Guedes reage e culpa o Planalto pela “emenda fura-teto” que pode virar pedalada do governo

Guedes nega ter negociado e aceitado a emenda “fura-teto”

Malu Gaspar
O Globo

O ministro da Economia, Paulo Guedes, está procurando interlocutores no governo e no mercado financeiro para negar que seja o pai da proposta de emenda constitucional que retira dos limites do teto de gastos bilhões de reais que seriam destinados ao combate à pandemia — a chamada emenda fura-teto. Fura-teto, aliás, sempre foi o adjetivo preferido de Guedes para bombardear esse tipo de proposta.

Ministros palacianos e líderes do Congresso têm dito que, depois de semanas defendendo o corte de todas as emendas parlamentares, Guedes mudou de ideia e passou a sugerir a proposta que veio a público ontem. Nos bastidores, porém, Guedes diz que nunca propôs nada semelhante, e que a emenda foi gestada no Palácio do Planalto nos últimos dias.

RESPOSTA DURA – “Eu não vou propor nada que fure o teto. Querem me carimbar justamente como o que eles são”, o ministro tem dito. 

A ideia de que o ministro da Economia tenha aceitado alguma solução para o orçamento que possa furar o teto de gastos teve péssima repercussão no mercado financeiro. Banqueiros e gestores de recurso passaram a considerar a queda do ministro possível e a cogitar nomes de substitutos.

Percebendo o movimento, o ministro decidiu reagir. Nas conversas de bastidores, está dizendo a gestores que só é admissível tirar do limite do teto os gastos com o combate à Covid, e que nunca defendeu nada diferente disso.

ORÇAMENTO-BOMBA – O orçamento da União para 2021 só foi aprovado no Congresso no final de março e caiu como uma bomba no colo de Bolsonaro.

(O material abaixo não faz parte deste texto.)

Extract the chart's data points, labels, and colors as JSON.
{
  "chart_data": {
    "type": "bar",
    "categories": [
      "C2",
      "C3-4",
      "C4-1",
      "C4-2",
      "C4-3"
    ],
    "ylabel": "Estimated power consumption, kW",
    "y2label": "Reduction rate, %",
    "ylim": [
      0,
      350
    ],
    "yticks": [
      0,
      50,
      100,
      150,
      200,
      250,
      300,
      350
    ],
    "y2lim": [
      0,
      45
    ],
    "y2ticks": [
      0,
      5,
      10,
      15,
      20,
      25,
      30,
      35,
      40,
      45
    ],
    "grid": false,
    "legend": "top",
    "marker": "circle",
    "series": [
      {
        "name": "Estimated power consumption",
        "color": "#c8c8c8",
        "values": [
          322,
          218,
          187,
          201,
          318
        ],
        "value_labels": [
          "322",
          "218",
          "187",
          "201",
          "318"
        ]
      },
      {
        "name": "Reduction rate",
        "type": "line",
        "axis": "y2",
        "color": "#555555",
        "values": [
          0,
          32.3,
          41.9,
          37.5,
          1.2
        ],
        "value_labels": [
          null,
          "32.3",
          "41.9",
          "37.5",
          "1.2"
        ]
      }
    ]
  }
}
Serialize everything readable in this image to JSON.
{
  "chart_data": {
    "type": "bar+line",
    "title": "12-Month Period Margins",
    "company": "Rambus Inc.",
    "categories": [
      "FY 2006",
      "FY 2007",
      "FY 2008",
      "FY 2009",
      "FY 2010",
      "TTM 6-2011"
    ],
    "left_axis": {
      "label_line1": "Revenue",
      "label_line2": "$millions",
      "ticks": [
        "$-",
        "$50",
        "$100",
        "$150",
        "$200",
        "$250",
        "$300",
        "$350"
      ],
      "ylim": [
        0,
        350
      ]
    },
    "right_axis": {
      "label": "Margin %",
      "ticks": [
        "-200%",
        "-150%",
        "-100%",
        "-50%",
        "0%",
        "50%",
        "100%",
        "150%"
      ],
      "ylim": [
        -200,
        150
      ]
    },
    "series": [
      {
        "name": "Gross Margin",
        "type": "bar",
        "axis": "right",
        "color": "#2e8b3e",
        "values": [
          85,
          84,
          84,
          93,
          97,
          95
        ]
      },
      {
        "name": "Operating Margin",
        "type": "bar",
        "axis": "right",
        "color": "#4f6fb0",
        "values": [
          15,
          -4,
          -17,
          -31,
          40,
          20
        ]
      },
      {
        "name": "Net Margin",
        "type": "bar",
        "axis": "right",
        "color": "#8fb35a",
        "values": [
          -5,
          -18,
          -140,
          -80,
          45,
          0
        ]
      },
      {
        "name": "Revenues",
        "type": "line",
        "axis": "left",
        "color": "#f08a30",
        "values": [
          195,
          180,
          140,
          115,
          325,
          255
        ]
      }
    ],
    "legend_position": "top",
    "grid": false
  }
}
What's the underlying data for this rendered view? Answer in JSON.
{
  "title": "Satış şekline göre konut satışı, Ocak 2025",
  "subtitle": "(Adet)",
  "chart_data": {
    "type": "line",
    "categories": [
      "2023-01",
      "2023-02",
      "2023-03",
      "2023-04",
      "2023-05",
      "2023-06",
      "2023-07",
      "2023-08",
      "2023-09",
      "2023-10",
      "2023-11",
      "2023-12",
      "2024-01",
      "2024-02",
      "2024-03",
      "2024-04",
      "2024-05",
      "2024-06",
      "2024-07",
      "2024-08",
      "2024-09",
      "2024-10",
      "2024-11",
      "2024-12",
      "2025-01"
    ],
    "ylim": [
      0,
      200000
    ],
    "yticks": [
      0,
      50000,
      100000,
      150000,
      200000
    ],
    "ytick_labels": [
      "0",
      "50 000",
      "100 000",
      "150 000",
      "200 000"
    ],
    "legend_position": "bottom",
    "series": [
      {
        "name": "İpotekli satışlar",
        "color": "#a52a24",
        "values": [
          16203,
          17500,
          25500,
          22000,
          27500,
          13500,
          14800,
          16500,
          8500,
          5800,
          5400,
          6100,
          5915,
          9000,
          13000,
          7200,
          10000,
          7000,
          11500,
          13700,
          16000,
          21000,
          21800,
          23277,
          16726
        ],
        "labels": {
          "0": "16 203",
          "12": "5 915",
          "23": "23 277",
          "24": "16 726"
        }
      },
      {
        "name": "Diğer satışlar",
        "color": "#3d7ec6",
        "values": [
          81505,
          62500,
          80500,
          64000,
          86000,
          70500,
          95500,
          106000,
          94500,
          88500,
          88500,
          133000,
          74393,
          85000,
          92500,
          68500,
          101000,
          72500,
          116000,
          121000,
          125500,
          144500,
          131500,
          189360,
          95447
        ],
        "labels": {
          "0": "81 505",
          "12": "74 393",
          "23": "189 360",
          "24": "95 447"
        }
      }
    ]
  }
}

Organizado pelo senador Marcio Bittar (MDB-AC), o texto não prevê recursos para o pagamento de despesas obrigatórias em Previdência e benefícios sociais, mas incluiu R$ 29 bilhões a serem gastos com emendas parlamentares.

Depois disso, o dilema de Bolsonaro passou a ser vetar o orçamento, tirando dos parlamentares os recursos das emendas, ou sancioná-lo com ressalvas, correndo o risco de cortar verbas obrigatórias e ser processado por crime de responsabilidade.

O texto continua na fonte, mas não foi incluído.